2. The two MCP layers do different jobs. A domain MCP (Motion.dev here) compresses the cost of knowing — what components exist, what props they take, what patterns are idiomatic. A verification MCP (Playwright/browser here) compresses the cost of seeing — what the build actually looks like, whether the fix landed, whether the regression is real. Together they cover the two failure modes of iterative work: writing code from outdated guesses, and committing fixes without checking them.
3. The absence of a domain MCP doesn't stop the work — it shifts it. The Gemini CLI session finished the same six-section build the other two did. It just spent 617 tool calls doing it, more than the other two combined, with most of the extra going into shell rebuilds, file edits, and a much larger corrective tail on the contact section. That's the cost the domain MCP would have lowered — not zeroed out, but lowered.
Key findings
- The real cost of the work was 5h 49m of active time across three sessions. Raw spans summed to 18h 45m; 12h 48m of that was idle wait between user prompts. Use active time as the productivity unit.
- 92% of all prompts in this study were follow-up turns.
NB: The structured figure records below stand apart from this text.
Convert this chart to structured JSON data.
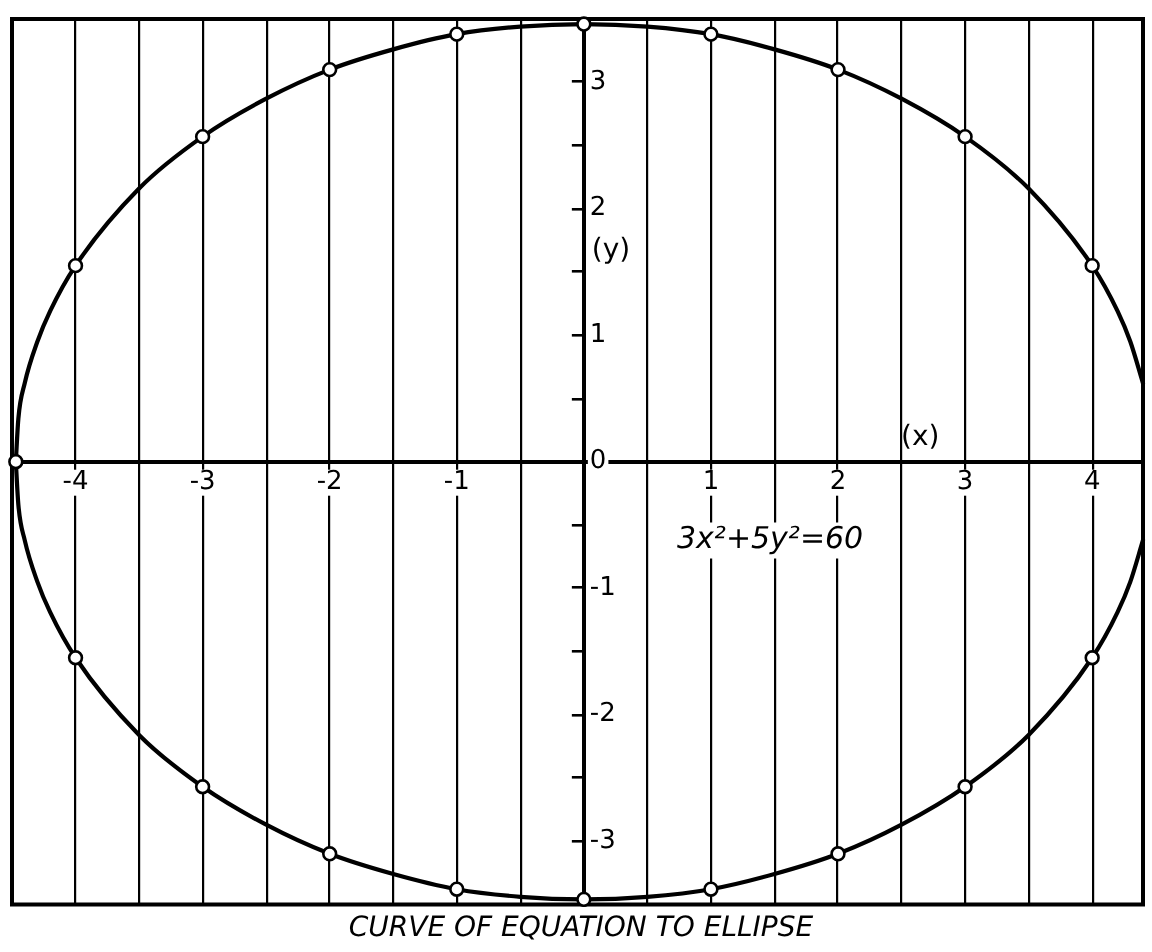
{
  "chart_data": {
    "type": "line",
    "title": "CURVE OF EQUATION TO ELLIPSE",
    "xlabel": "(x)",
    "ylabel": "(y)",
    "annotations": [
      "3x²+5y²=60"
    ],
    "series": [
      {
        "type": "line",
        "marker": "none",
        "color": "#000000",
        "x": [
          -4.47,
          -4.45,
          -4.4,
          -4.3,
          -4.2,
          -4,
          -3.5,
          -3,
          -2.5,
          -2,
          -1.5,
          -1,
          -0.5,
          0,
          0.5,
          1,
          1.5,
          2,
          2.5,
          3,
          3.5,
          4,
          4.2,
          4.3,
          4.4
        ],
        "values": [
          0,
          0.34,
          0.62,
          0.95,
          1.19,
          1.55,
          2.16,
          2.57,
          2.87,
          3.1,
          3.26,
          3.38,
          3.44,
          3.46,
          3.44,
          3.38,
          3.26,
          3.1,
          2.87,
          2.57,
          2.16,
          1.55,
          1.19,
          0.95,
          0.62
        ]
      },
      {
        "type": "line",
        "marker": "none",
        "color": "#000000",
        "x": [
          -4.47,
          -4.45,
          -4.4,
          -4.3,
          -4.2,
          -4,
          -3.5,
          -3,
          -2.5,
          -2,
          -1.5,
          -1,
          -0.5,
          0,
          0.5,
          1,
          1.5,
          2,
          2.5,
          3,
          3.5,
          4,
          4.2,
          4.3,
          4.4
        ],
        "values": [
          0,
          -0.34,
          -0.62,
          -0.95,
          -1.19,
          -1.55,
          -2.16,
          -2.57,
          -2.87,
          -3.1,
          -3.26,
          -3.38,
          -3.44,
          -3.46,
          -3.44,
          -3.38,
          -3.26,
          -3.1,
          -2.87,
          -2.57,
          -2.16,
          -1.55,
          -1.19,
          -0.95,
          -0.62
        ]
      },
      {
        "type": "scatter",
        "marker": "circle",
        "color": "#000000",
        "x": [
          -4.47,
          -4,
          -3,
          -2,
          -1,
          0,
          1,
          2,
          3,
          4,
          -4,
          -3,
          -2,
          -1,
          0,
          1,
          2,
          3,
          4
        ],
        "values": [
          0,
          1.55,
          2.57,
          3.1,
          3.38,
          3.46,
          3.38,
          3.1,
          2.57,
          1.55,
          -1.55,
          -2.57,
          -3.1,
          -3.38,
          -3.46,
          -3.38,
          -3.1,
          -2.57,
          -1.55
        ]
      }
    ],
    "xlim": [
      -4.5,
      4.4
    ],
    "ylim": [
      -3.5,
      3.5
    ],
    "xticks": [
      -4,
      {
        "value": -3.5,
        "label": null
      },
      -3,
      {
        "value": -2.5,
        "label": null
      },
      -2,
      {
        "value": -1.5,
        "label": null
      },
      -1,
      {
        "value": -0.5,
        "label": null
      },
      {
        "value": 0,
        "label": null
      },
      {
        "value": 0.5,
        "label": null
      },
      1,
      {
        "value": 1.5,
        "label": null
      },
      2,
      {
        "value": 2.5,
        "label": null
      },
      3,
      {
        "value": 3.5,
        "label": null
      },
      4
    ],
    "yticks": [
      -3,
      {
        "value": -2.5,
        "label": null
      },
      -2,
      {
        "value": -1.5,
        "label": null
      },
      -1,
      {
        "value": -0.5,
        "label": null
      },
      0,
      {
        "value": 0.5,
        "label": null
      },
      1,
      {
        "value": 1.5,
        "label": null
      },
      2,
      {
        "value": 2.5,
        "label": null
      },
      3
    ],
    "grid": "x",
    "legend": false,
    "line_style": "solid"
  }
}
Only 3 of 38 were initial build requests. Iterative cost dominates the work.
- Browser MCP was the universal verification layer. All three agents used it heavily — 341 combined calls — and usage steepened from turn 6 onward, when the spec shifted from feature-building to corrective debugging.
- Motion.dev MCP usage diverged sharply on identical prompts. Codex: 17 calls. Claude Code: 6. Gemini CLI: 0. Same instruction, three operational styles.
- Domain MCP is front-loaded; verification MCP is back-loaded. Motion.dev calls clustered in early build turns; Playwright calls accumulated through the corrective tail.
- Tool-error rate tracks specialization. Codex (4.29%) ran the cleanest, Gemini CLI (12.32%) the noisiest. Heuristic, but directional.
- The Claude Code Motion.dev failures show MCP fit matters. Two early calls returned "unknown pattern" / "no documentation" errors. The session recovered, but the leverage was lost on those requests.
- Without a domain MCP, the work shifts into generic tooling. Gemini CLI's session ran 617 total tool calls — more than the other two combined — with a single 258-call corrective turn on the contact section.
- This study does not score output quality. It measures workflow shape, tool mix, and iteration cost. Final builds are linked above for inspection.